Available MCP tools:

Board and tasks

ToolPurpose
kangentic_create_taskCreate a new task (board or backlog)
kangentic_update_taskUpdate a task’s title, description, labels, or priority
kangentic_delete_taskDelete a task and its associated session/worktree
kangentic_move_taskMove a task to a different column
kangentic_list_tasksList tasks, optionally filtered by column
kangentic_search_tasksSearch tasks by keyword
kangentic_find_taskFind a task by branch name, title, or PR number
kangentic_get_current_taskReturn the task that owns the calling session
kangentic_list_columnsList all columns with task counts
kangentic_get_column_detailGet detailed column configuration
kangentic_board_summaryHigh-level board overview with metrics
kangentic_get_task_statsSession metrics for a task or all tasks
kangentic_update_columnUpdate column settings

Backlog

ToolPurpose
kangentic_list_backlogList backlog entries
kangentic_search_backlogSearch backlog entries by keyword
kangentic_promote_backlogPromote a backlog entry to a board task
kangentic_update_backlog_itemUpdate a backlog entry’s title, description, labels, or priority
kangentic_delete_backlog_itemDelete a backlog entry

Sessions and handoff

ToolPurpose
kangentic_list_sessionsList sessions for a task or project
kangentic_get_session_historyGet session event history for a task
kangentic_get_session_eventsStream structured session events
kangentic_get_session_filesList files touched in a session
kangentic_get_transcriptRead the rich structured transcript for a session
kangentic_get_handoff_contextFetch the context packet prepared for the next agent

Advanced

ToolPurpose
kangentic_query_dbRun a read-only query against the project database (advanced)
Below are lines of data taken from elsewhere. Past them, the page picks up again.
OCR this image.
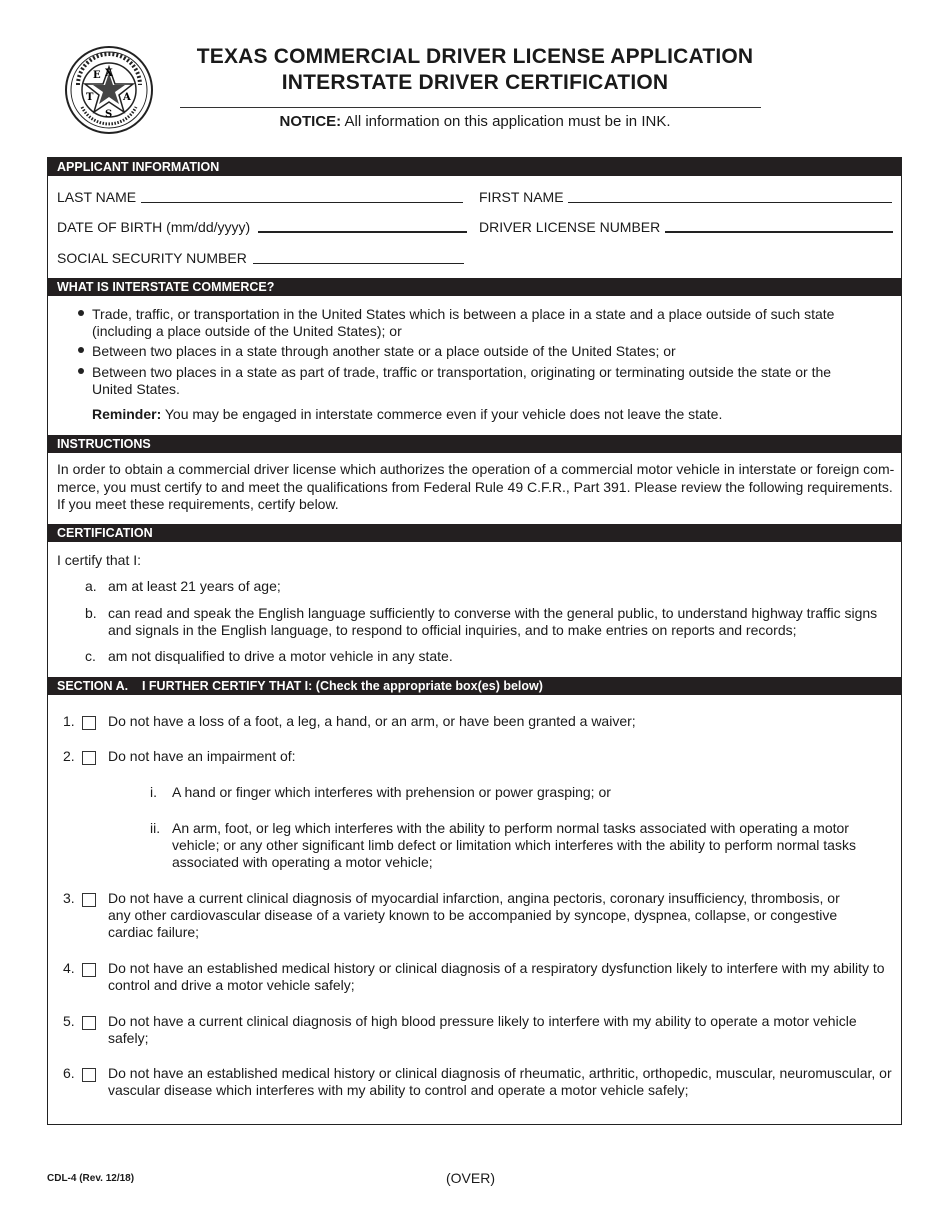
E X
T	A
S
TEXAS COMMERCIAL DRIVER LICENSE APPLICATION
INTERSTATE DRIVER CERTIFICATION
NOTICE: All information on this application must be in INK.
APPLICANT INFORMATION
LAST NAME	FIRST NAME
DATE OF BIRTH (mm/dd/yyyy)	DRIVER LICENSE NUMBER
SOCIAL SECURITY NUMBER
WHAT IS INTERSTATE COMMERCE?
Trade, traffic, or transportation in the United States which is between a place in a state and a place outside of such state
(including a place outside of the United States); or
Between two places in a state through another state or a place outside of the United States; or
Between two places in a state as part of trade, traffic or transportation, originating or terminating outside the state or the
United States.
Reminder: You may be engaged in interstate commerce even if your vehicle does not leave the state.
INSTRUCTIONS
In order to obtain a commercial driver license which authorizes the operation of a commercial motor vehicle in interstate or foreign com-
merce, you must certify to and meet the qualifications from Federal Rule 49 C.F.R., Part 391. Please review the following requirements.
If you meet these requirements, certify below.
CERTIFICATION
I certify that I:
a. am at least 21 years of age;
b. can read and speak the English language sufficiently to converse with the general public, to understand highway traffic signs
and signals in the English language, to respond to official inquiries, and to make entries on reports and records;
c. am not disqualified to drive a motor vehicle in any state.
SECTION A.    I FURTHER CERTIFY THAT I: (Check the appropriate box(es) below)
1. Do not have a loss of a foot, a leg, a hand, or an arm, or have been granted a waiver;
2. Do not have an impairment of:
i. A hand or finger which interferes with prehension or power grasping; or
ii. An arm, foot, or leg which interferes with the ability to perform normal tasks associated with operating a motor
vehicle; or any other significant limb defect or limitation which interferes with the ability to perform normal tasks
associated with operating a motor vehicle;
3. Do not have a current clinical diagnosis of myocardial infarction, angina pectoris, coronary insufficiency, thrombosis, or
any other cardiovascular disease of a variety known to be accompanied by syncope, dyspnea, collapse, or congestive
cardiac failure;
4. Do not have an established medical history or clinical diagnosis of a respiratory dysfunction likely to interfere with my ability to
control and drive a motor vehicle safely;
5. Do not have a current clinical diagnosis of high blood pressure likely to interfere with my ability to operate a motor vehicle
safely;
6. Do not have an established medical history or clinical diagnosis of rheumatic, arthritic, orthopedic, muscular, neuromuscular, or
vascular disease which interferes with my ability to control and operate a motor vehicle safely;
CDL-4 (Rev. 12/18)	(OVER)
In v0.15.0 the MCP server was rewritten to use an in-process streamable HTTP transport (replacing the earlier file-based bridge), reducing latency and making command dispatch atomic. Each session is still isolated to its project.

Added in v0.17.0. Every task, backlog, and session tool accepts an optional project parameter. Pass a project name or path and the tool resolves against that project instead of the calling session’s own project. This lets a task running in Project A look up or create work in Project B without leaving its session. kangentic_get_current_task is intentionally excluded because it resolves the agent’s own CWD/branch, so cross-project lookup makes no sense there.

To disable the MCP server, toggle MCP Server off in Settings or set mcpServer.enabled to false in the config file — see Configuration Reference.